If you decide to secure your JDBC connection using the JWT assertion type, you generate a private key and certificate to authenticate the connection.

Note: You don't need a private key and certificate file if you're securing your JDBC connection using the Resource Owner assertion type.

See https://docs.oracle.com/javase/8/docs/technotes/tools/unix/keytool.html.

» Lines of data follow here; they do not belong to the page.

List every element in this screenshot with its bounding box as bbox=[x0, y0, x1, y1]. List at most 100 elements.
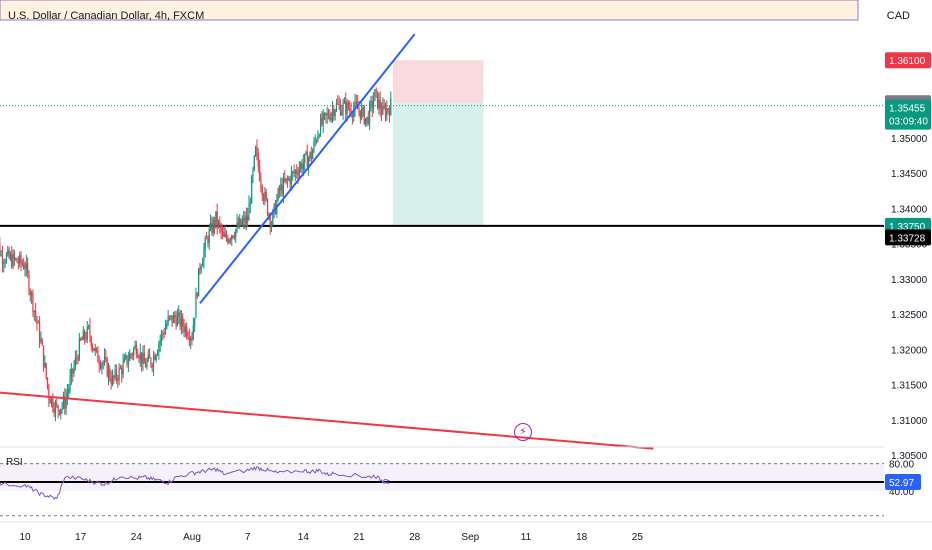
candle-body-16 bbox=[13, 253, 15, 259]
y-tick-1.35000: 1.35000 bbox=[891, 134, 928, 145]
candle-body-110 bbox=[138, 357, 140, 360]
candle-body-221 bbox=[285, 178, 287, 182]
candle-body-51 bbox=[60, 408, 62, 414]
rsi-level-40: 40.00 bbox=[889, 487, 914, 498]
candle-body-161 bbox=[205, 238, 208, 240]
candle-body-65 bbox=[78, 338, 80, 360]
candle-body-263 bbox=[341, 111, 343, 115]
candle-body-162 bbox=[207, 238, 209, 243]
x-tick-18: 18 bbox=[576, 532, 588, 543]
candle-body-8 bbox=[3, 262, 5, 264]
candle-body-55 bbox=[65, 397, 67, 409]
candle-body-59 bbox=[70, 368, 72, 378]
candle-body-139 bbox=[176, 315, 179, 326]
candle-body-236 bbox=[305, 152, 307, 154]
candle-body-192 bbox=[247, 215, 249, 221]
candle-body-284 bbox=[369, 103, 371, 124]
candle-body-273 bbox=[354, 101, 356, 110]
candle-body-148 bbox=[188, 337, 190, 341]
candle-body-91 bbox=[113, 376, 115, 378]
candle-body-193 bbox=[248, 204, 250, 221]
candle-body-294 bbox=[382, 105, 384, 115]
candle-body-210 bbox=[270, 224, 273, 227]
candle-body-215 bbox=[277, 188, 279, 200]
candle-body-155 bbox=[198, 267, 200, 297]
rsi-line bbox=[0, 466, 390, 500]
candle-body-169 bbox=[216, 211, 218, 226]
candle-body-17 bbox=[15, 258, 17, 260]
y-tick-1.30500: 1.30500 bbox=[891, 451, 928, 462]
candle-body-96 bbox=[119, 368, 122, 370]
rsi-band bbox=[0, 463, 884, 491]
candle-body-245 bbox=[317, 135, 319, 142]
candle-body-25 bbox=[25, 263, 27, 269]
stop-loss-zone bbox=[392, 60, 484, 104]
candle-body-105 bbox=[131, 354, 133, 356]
candle-body-232 bbox=[300, 163, 302, 169]
candle-body-133 bbox=[168, 316, 171, 318]
x-tick-28: 28 bbox=[409, 532, 421, 543]
candle-body-68 bbox=[82, 330, 84, 340]
candle-body-187 bbox=[240, 218, 242, 225]
y-tick-1.34000: 1.34000 bbox=[891, 204, 928, 215]
candle-body-75 bbox=[91, 346, 94, 349]
candle-body-274 bbox=[355, 101, 357, 104]
candle-body-252 bbox=[326, 113, 328, 116]
candle-body-66 bbox=[80, 338, 82, 340]
candle-body-46 bbox=[53, 408, 55, 413]
candle-body-80 bbox=[98, 362, 100, 365]
candle-body-227 bbox=[293, 171, 295, 174]
candle-body-45 bbox=[52, 397, 54, 409]
candle-body-229 bbox=[296, 170, 298, 174]
candle-body-140 bbox=[178, 312, 180, 316]
candle-body-266 bbox=[345, 100, 347, 115]
candle-body-53 bbox=[62, 396, 65, 406]
candle-body-233 bbox=[301, 163, 303, 170]
candle-body-30 bbox=[32, 292, 34, 312]
candle-body-144 bbox=[183, 326, 185, 332]
candle-body-83 bbox=[102, 362, 104, 364]
candle-body-283 bbox=[367, 116, 369, 124]
candle-body-107 bbox=[134, 345, 136, 349]
price-tag-label-1.33750: 1.33750 bbox=[889, 222, 926, 233]
candle-body-200 bbox=[257, 153, 259, 167]
candle-body-277 bbox=[359, 110, 361, 119]
candle-body-159 bbox=[203, 249, 205, 263]
candle-body-286 bbox=[371, 100, 373, 108]
header-banner bbox=[0, 0, 859, 21]
y-tick-1.33000: 1.33000 bbox=[891, 275, 928, 286]
candle-body-121 bbox=[152, 355, 155, 368]
candle-body-79 bbox=[97, 349, 99, 363]
candle-body-280 bbox=[363, 106, 365, 124]
candle-body-42 bbox=[48, 386, 50, 400]
candle-body-172 bbox=[220, 225, 222, 232]
candle-body-175 bbox=[224, 233, 226, 237]
candle-body-49 bbox=[57, 405, 59, 411]
candle-body-122 bbox=[154, 355, 156, 360]
candle-body-123 bbox=[155, 355, 157, 360]
candle-body-249 bbox=[322, 113, 324, 125]
candle-body-146 bbox=[186, 326, 188, 337]
candle-body-103 bbox=[129, 354, 131, 361]
candle-body-84 bbox=[103, 356, 106, 363]
x-tick-24: 24 bbox=[131, 532, 143, 543]
candle-body-220 bbox=[284, 178, 286, 182]
last-price-label: 1.35455 bbox=[889, 104, 926, 115]
candle-body-257 bbox=[333, 109, 335, 117]
candle-body-211 bbox=[272, 210, 274, 225]
candle-body-219 bbox=[282, 178, 285, 195]
candle-body-90 bbox=[111, 376, 114, 384]
candle-body-124 bbox=[156, 352, 159, 356]
candle-body-223 bbox=[288, 178, 290, 180]
candle-body-168 bbox=[215, 211, 217, 226]
price-tag-1.36100 bbox=[885, 52, 931, 69]
candle-body-19 bbox=[17, 262, 19, 264]
candle-body-60 bbox=[72, 368, 74, 374]
lightning-bolt-icon[interactable]: ⚡ bbox=[514, 423, 532, 441]
candle-body-12 bbox=[8, 249, 10, 258]
candle-body-267 bbox=[346, 102, 348, 115]
candle-body-189 bbox=[243, 217, 245, 222]
candle-body-18 bbox=[16, 258, 18, 263]
candle-body-207 bbox=[266, 199, 269, 215]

1. Generate a key pair and key store.
   From a command prompt, issue a keytool command, using the command format:
   keytool -genkeypair -v -keystore <keystore name> -storetype <store type i.e PKCS12> -storepass <store pass> -keyalg <key algorithm> -keysize <key size> -sigalg <sig algorithm> -validity <validity days> -alias <alias name> -keypass <key pass>
   For example:
   keytool -genkeypair -v -keystore bijdbckeystore.jks -storetype PKCS12 -storepass password -keyalg RSA -keysize 2048 -sigalg SHA256withRSA -validity 3600 -alias bijdbcclientalias -keypass password
2. Generate a public certificate.
   From a command prompt, issue a keytool command, using the command format:
   keytool -exportcert -v -alias <alias name> -keystore <keystore name> -storetype <store type, such as PKCS12> -storepass <store pass> -file <certificate file> -rfc
   For example:
   keytool -exportcert -v -alias bijdbcclientalias -keystore bijdbckeystore.jks -storetype PKCS12 -storepass password -file bijdbcclient.cert -rfc
3. Use OpenSS to extract the private key, in PKCS8 format, from the keystore file.
   Use the command format:
   openssl pkcs12 -in <keystore file name> -passin pass:<keystore password> -nodes -nocerts -nomacver > <PKCS8 key file path>
   For example:
   openssl pkcs12 -in bijdbckeystore.jks -passin pass:password -nodes -nocerts -nomacver |sed -n '/BEGIN PRIVATE KEY/,$p' > bijdbcclient.pem
4. Save the generated key and certificates in a location accessible to your client machine.